I didn’t think, who has died?, the way I would back home. 3am is 11am there. Not a time when anyone should call us, but a safe time nonetheless. Then I kept hearing, oh no … oh no … oh no … And then, no, he’s here. He’s asleep. In the room next to us.
In a six week period, I flew the Amsterdam-Australia route with Malaysian Airlines three times. The first time, just before I boarded in Sydney, I heard the news that one of their planes was missing. I didn’t know what was happening, but that didn’t worry me at all. Air travel is safe. Statistically invalid though it is, if I reacted at all, it was only to think that if here had been a recent disaster, air travel was for the moment, even safer. Only at breakfast the next morning in Kuala Lumpur, reading a local paper, did I realise the extent of the tragedy, did the selfishness of my glib reaction sink in.
My next trip was back home a month later, on the noon MH 17 flight. We flew over the Ukraine again, just as I did a fortnight later as I brought my family to join me in Europe.

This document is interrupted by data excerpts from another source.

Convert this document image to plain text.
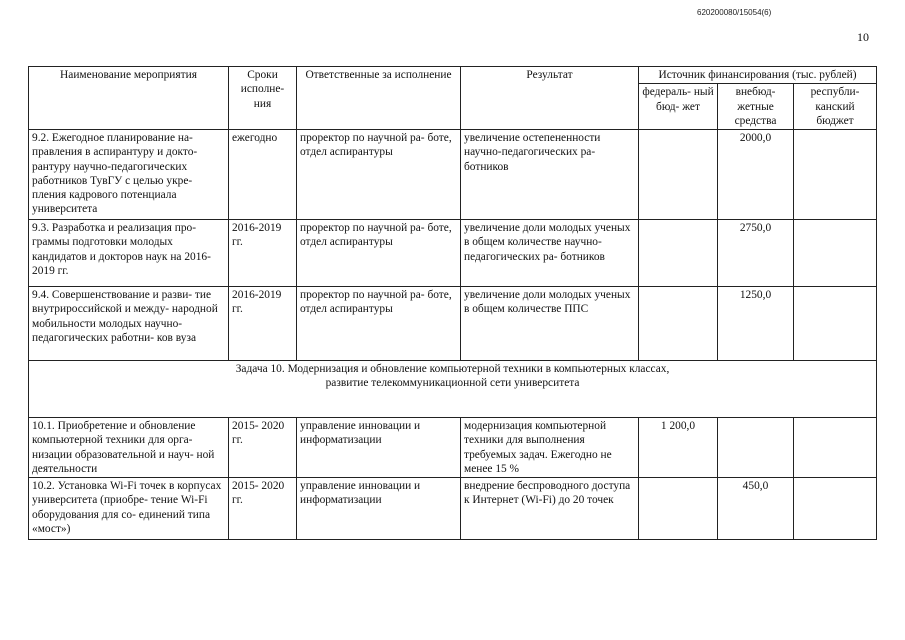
620200080/15054(6)
10
Наименование мероприятия	Сроки исполне- ния	Ответственные за исполнение	Результат	Источник финансирования (тыс. рублей)		
				федераль- ный бюд- жет	внебюд- жетные средства	республи- канский бюджет
9.2. Ежегодное планирование на- правления в аспирантуру и докто- рантуру научно-педагогических работников ТувГУ с целью укре- пления кадрового потенциала университета	ежегодно	проректор по научной ра- боте, отдел аспирантуры	увеличение остепененности научно-педагогических ра- ботников		2000,0	
9.3. Разработка и реализация про- граммы подготовки молодых кандидатов и докторов наук на 2016-2019 гг.	2016-2019 гг.	проректор по научной ра- боте, отдел аспирантуры	увеличение доли молодых ученых в общем количестве научно-педагогических ра- ботников		2750,0	
9.4. Совершенствование и разви- тие внутрироссийской и между- народной мобильности молодых научно-педагогических работни- ков вуза	2016-2019 гг.	проректор по научной ра- боте, отдел аспирантуры	увеличение доли молодых ученых в общем количестве ППС		1250,0	

Задача 10. Модернизация и обновление компьютерной техники в компьютерных классах,
развитие телекоммуникационной сети университета						

10.1. Приобретение и обновление компьютерной техники для орга- низации образовательной и науч- ной деятельности	2015- 2020 гг.	управление инновации и информатизации	модернизация компьютерной техники для выполнения требуемых задач. Ежегодно не менее 15 %	1 200,0		
10.2. Установка Wi-Fi точек в корпусах университета (приобре- тение Wi-Fi оборудования для со- единений типа «мост»)	2015- 2020 гг.	управление инновации и информатизации	внедрение беспроводного доступа к Интернет (Wi-Fi) до 20 точек		450,0	
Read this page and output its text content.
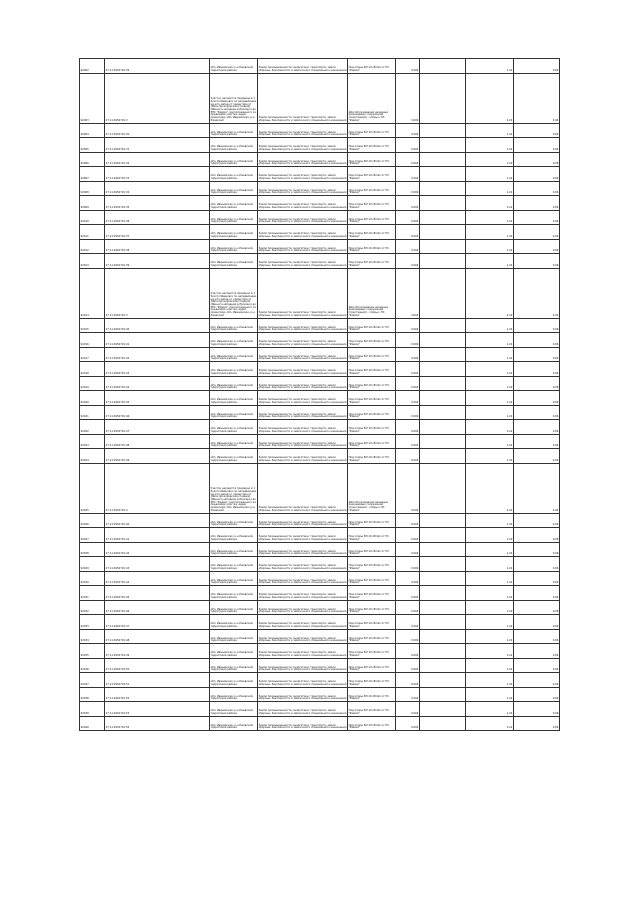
92002	27:11:0452701:39	обл. Ивановская, р-н Ржевский, территория района	Земли промышленности, энергетики, транспорта, земли обороны, безопасности и земли иного специального назначения	Под опоры ВЛ 10 кВ №1 от ПС "Ферма"	0.004		1.22	0.06

92003	27:11:0452701:3	Участок находится примерно в 1 5км по Ивановск по направлению на юго-запад от ориентира от (Ивса-прохоровская-станция) (Ива-юго-западная д Ерохино) до РПС "Ферма", расположенного за пределами участка, адрес ориентира: обл. Ивановская, р-н Ржевский	Земли промышленности, энергетики, транспорта, земли обороны, безопасности и земли иного специального назначения	Для обслуживания наземных инженерных сооружений (подстанций) - опоры к ПС "Ферма"	4.004		4.22	4.04

92004	27:11:0452701:30	обл. Ивановская, р-н Ржевский, территория района	Земли промышленности, энергетики, транспорта, земли обороны, безопасности и земли иного специального назначения	Под опоры ВЛ 10 кВ №1 от ПС "Ферма"	0.004		1.22	0.06

92005	27:11:0452701:31	обл. Ивановская, р-н Ржевский, территория района	Земли промышленности, энергетики, транспорта, земли обороны, безопасности и земли иного специального назначения	Под опоры ВЛ 10 кВ №1 от ПС "Ферма"	0.004		1.22	0.06

92006	27:11:0452701:32	обл. Ивановская, р-н Ржевский, территория района	Земли промышленности, энергетики, транспорта, земли обороны, безопасности и земли иного специального назначения	Под опоры ВЛ 10 кВ №1 от ПС "Ферма"	0.004		1.22	0.06

92007	27:11:0452701:33	обл. Ивановская, р-н Ржевский, территория района	Земли промышленности, энергетики, транспорта, земли обороны, безопасности и земли иного специального назначения	Под опоры ВЛ 10 кВ №1 от ПС "Ферма"	0.004		1.22	0.06

92008	27:11:0452701:34	обл. Ивановская, р-н Ржевский, территория района	Земли промышленности, энергетики, транспорта, земли обороны, безопасности и земли иного специального назначения	Под опоры ВЛ 10 кВ №1 от ПС "Ферма"	0.004		1.22	0.06

92009	27:11:0452701:35	обл. Ивановская, р-н Ржевский, территория района	Земли промышленности, энергетики, транспорта, земли обороны, безопасности и земли иного специального назначения	Под опоры ВЛ 10 кВ №1 от ПС "Ферма"	0.004		1.22	0.06

92010	27:11:0452701:36	обл. Ивановская, р-н Ржевский, территория района	Земли промышленности, энергетики, транспорта, земли обороны, безопасности и земли иного специального назначения	Под опоры ВЛ 10 кВ №1 от ПС "Ферма"	0.004		1.22	0.06

92011	27:11:0452701:37	обл. Ивановская, р-н Ржевский, территория района	Земли промышленности, энергетики, транспорта, земли обороны, безопасности и земли иного специального назначения	Под опоры ВЛ 10 кВ №1 от ПС "Ферма"	0.004		1.22	0.06

92012	27:11:0452701:38	обл. Ивановская, р-н Ржевский, территория района	Земли промышленности, энергетики, транспорта, земли обороны, безопасности и земли иного специального назначения	Под опоры ВЛ 10 кВ №1 от ПС "Ферма"	0.004		1.22	0.06

92013	27:11:0452701:39	обл. Ивановская, р-н Ржевский, территория района	Земли промышленности, энергетики, транспорта, земли обороны, безопасности и земли иного специального назначения	Под опоры ВЛ 10 кВ №1 от ПС "Ферма"	0.004		1.22	0.06

92014	27:11:0452701:3	Участок находится примерно в 1 5км по Ивановск по направлению на юго-запад от ориентира от (Ивса-прохоровская-станция) (Ива-юго-западная д Ерохино) до РПС "Ферма", расположенного за пределами участка, адрес ориентира: обл. Ивановская, р-н Ржевский	Земли промышленности, энергетики, транспорта, земли обороны, безопасности и земли иного специального назначения	Для обслуживания наземных инженерных сооружений (подстанций) - опоры к ПС "Ферма"	4.004		4.22	4.04

92015	27:11:0452701:40	обл. Ивановская, р-н Ржевский, территория района	Земли промышленности, энергетики, транспорта, земли обороны, безопасности и земли иного специального назначения	Под опоры ВЛ 10 кВ №1 от ПС "Ферма"	0.004		1.22	0.06

92016	27:11:0452701:41	обл. Ивановская, р-н Ржевский, территория района	Земли промышленности, энергетики, транспорта, земли обороны, безопасности и земли иного специального назначения	Под опоры ВЛ 10 кВ №1 от ПС "Ферма"	0.004		1.22	0.06

92017	27:11:0452701:42	обл. Ивановская, р-н Ржевский, территория района	Земли промышленности, энергетики, транспорта, земли обороны, безопасности и земли иного специального назначения	Под опоры ВЛ 10 кВ №1 от ПС "Ферма"	0.004		1.22	0.06

92018	27:11:0452701:43	обл. Ивановская, р-н Ржевский, территория района	Земли промышленности, энергетики, транспорта, земли обороны, безопасности и земли иного специального назначения	Под опоры ВЛ 10 кВ №1 от ПС "Ферма"	0.004		1.22	0.06

92019	27:11:0452701:44	обл. Ивановская, р-н Ржевский, территория района	Земли промышленности, энергетики, транспорта, земли обороны, безопасности и земли иного специального назначения	Под опоры ВЛ 10 кВ №1 от ПС "Ферма"	0.004		1.22	0.06

92020	27:11:0452701:45	обл. Ивановская, р-н Ржевский, территория района	Земли промышленности, энергетики, транспорта, земли обороны, безопасности и земли иного специального назначения	Под опоры ВЛ 10 кВ №1 от ПС "Ферма"	0.004		1.22	0.06

92021	27:11:0452701:46	обл. Ивановская, р-н Ржевский, территория района	Земли промышленности, энергетики, транспорта, земли обороны, безопасности и земли иного специального назначения	Под опоры ВЛ 10 кВ №1 от ПС "Ферма"	0.004		1.22	0.06

92022	27:11:0452701:47	обл. Ивановская, р-н Ржевский, территория района	Земли промышленности, энергетики, транспорта, земли обороны, безопасности и земли иного специального назначения	Под опоры ВЛ 10 кВ №1 от ПС "Ферма"	0.004		1.22	0.06

92023	27:11:0452701:48	обл. Ивановская, р-н Ржевский, территория района	Земли промышленности, энергетики, транспорта, земли обороны, безопасности и земли иного специального назначения	Под опоры ВЛ 10 кВ №1 от ПС "Ферма"	0.004		1.22	0.06

92024	27:11:0452701:49	обл. Ивановская, р-н Ржевский, территория района	Земли промышленности, энергетики, транспорта, земли обороны, безопасности и земли иного специального назначения	Под опоры ВЛ 10 кВ №1 от ПС "Ферма"	0.004		1.22	0.06

92025	27:11:0452701:4	Участок находится примерно в 1 5км по Ивановск по направлению на юго-запад от ориентира от (Ивса-прохоровская-станция) (Ива-юго-западная д Ерохино) до РПС "Ферма", расположенного за пределами участка, адрес ориентира: обл. Ивановская, р-н Ржевский	Земли промышленности, энергетики, транспорта, земли обороны, безопасности и земли иного специального назначения	Для обслуживания наземных инженерных сооружений (подстанций) - опоры к ПС "Ферма"	4.004		4.22	4.04

92026	27:11:0452701:40	обл. Ивановская, р-н Ржевский, территория района	Земли промышленности, энергетики, транспорта, земли обороны, безопасности и земли иного специального назначения	Под опоры ВЛ 10 кВ №1 от ПС "Ферма"	0.004		1.22	0.06

92027	27:11:0452701:41	обл. Ивановская, р-н Ржевский, территория района	Земли промышленности, энергетики, транспорта, земли обороны, безопасности и земли иного специального назначения	Под опоры ВЛ 10 кВ №1 от ПС "Ферма"	0.004		1.22	0.06

92028	27:11:0452701:42	обл. Ивановская, р-н Ржевский, территория района	Земли промышленности, энергетики, транспорта, земли обороны, безопасности и земли иного специального назначения	Под опоры ВЛ 10 кВ №1 от ПС "Ферма"	0.004		1.22	0.06

92029	27:11:0452701:43	обл. Ивановская, р-н Ржевский, территория района	Земли промышленности, энергетики, транспорта, земли обороны, безопасности и земли иного специального назначения	Под опоры ВЛ 10 кВ №1 от ПС "Ферма"	0.004		1.22	0.06

92030	27:11:0452701:44	обл. Ивановская, р-н Ржевский, территория района	Земли промышленности, энергетики, транспорта, земли обороны, безопасности и земли иного специального назначения	Под опоры ВЛ 10 кВ №1 от ПС "Ферма"	0.004		1.22	0.06

92031	27:11:0452701:45	обл. Ивановская, р-н Ржевский, территория района	Земли промышленности, энергетики, транспорта, земли обороны, безопасности и земли иного специального назначения	Под опоры ВЛ 10 кВ №1 от ПС "Ферма"	0.004		1.22	0.06

92032	27:11:0452701:46	обл. Ивановская, р-н Ржевский, территория района	Земли промышленности, энергетики, транспорта, земли обороны, безопасности и земли иного специального назначения	Под опоры ВЛ 10 кВ №1 от ПС "Ферма"	0.004		1.22	0.06

92033	27:11:0452701:47	обл. Ивановская, р-н Ржевский, территория района	Земли промышленности, энергетики, транспорта, земли обороны, безопасности и земли иного специального назначения	Под опоры ВЛ 10 кВ №1 от ПС "Ферма"	0.004		1.22	0.06

92034	27:11:0452701:48	обл. Ивановская, р-н Ржевский, территория района	Земли промышленности, энергетики, транспорта, земли обороны, безопасности и земли иного специального назначения	Под опоры ВЛ 10 кВ №1 от ПС "Ферма"	0.004		1.22	0.06

92035	27:11:0452701:49	обл. Ивановская, р-н Ржевский, территория района	Земли промышленности, энергетики, транспорта, земли обороны, безопасности и земли иного специального назначения	Под опоры ВЛ 10 кВ №1 от ПС "Ферма"	0.004		1.22	0.06

92036	27:11:0452701:50	обл. Ивановская, р-н Ржевский, территория района	Земли промышленности, энергетики, транспорта, земли обороны, безопасности и земли иного специального назначения	Под опоры ВЛ 10 кВ №1 от ПС "Ферма"	0.004		1.22	0.06

92037	27:11:0452701:51	обл. Ивановская, р-н Ржевский, территория района	Земли промышленности, энергетики, транспорта, земли обороны, безопасности и земли иного специального назначения	Под опоры ВЛ 10 кВ №1 от ПС "Ферма"	0.004		1.22	0.06

92038	27:11:0452701:52	обл. Ивановская, р-н Ржевский, территория района	Земли промышленности, энергетики, транспорта, земли обороны, безопасности и земли иного специального назначения	Под опоры ВЛ 10 кВ №1 от ПС "Ферма"	0.004		1.22	0.06

92039	27:11:0452701:53	обл. Ивановская, р-н Ржевский, территория района	Земли промышленности, энергетики, транспорта, земли обороны, безопасности и земли иного специального назначения	Под опоры ВЛ 10 кВ №1 от ПС "Ферма"	0.004		1.22	0.06

92040	27:11:0452701:54	обл. Ивановская, р-н Ржевский, территория района	Земли промышленности, энергетики, транспорта, земли обороны, безопасности и земли иного специального назначения	Под опоры ВЛ 10 кВ №1 от ПС "Ферма"	0.004		1.22	0.06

My wife’s octogenarian uncle, spry and fit and still travelling the world, has been using our home here as a base while he journeyed around Europe. He was travelling home on MH 17 on Friday. We had gone to bed that night not knowing that Thursday’s flight had simply been shot out of the sky, killing everyone. Our family in Australia suddenly worried that they may have had the date wrong.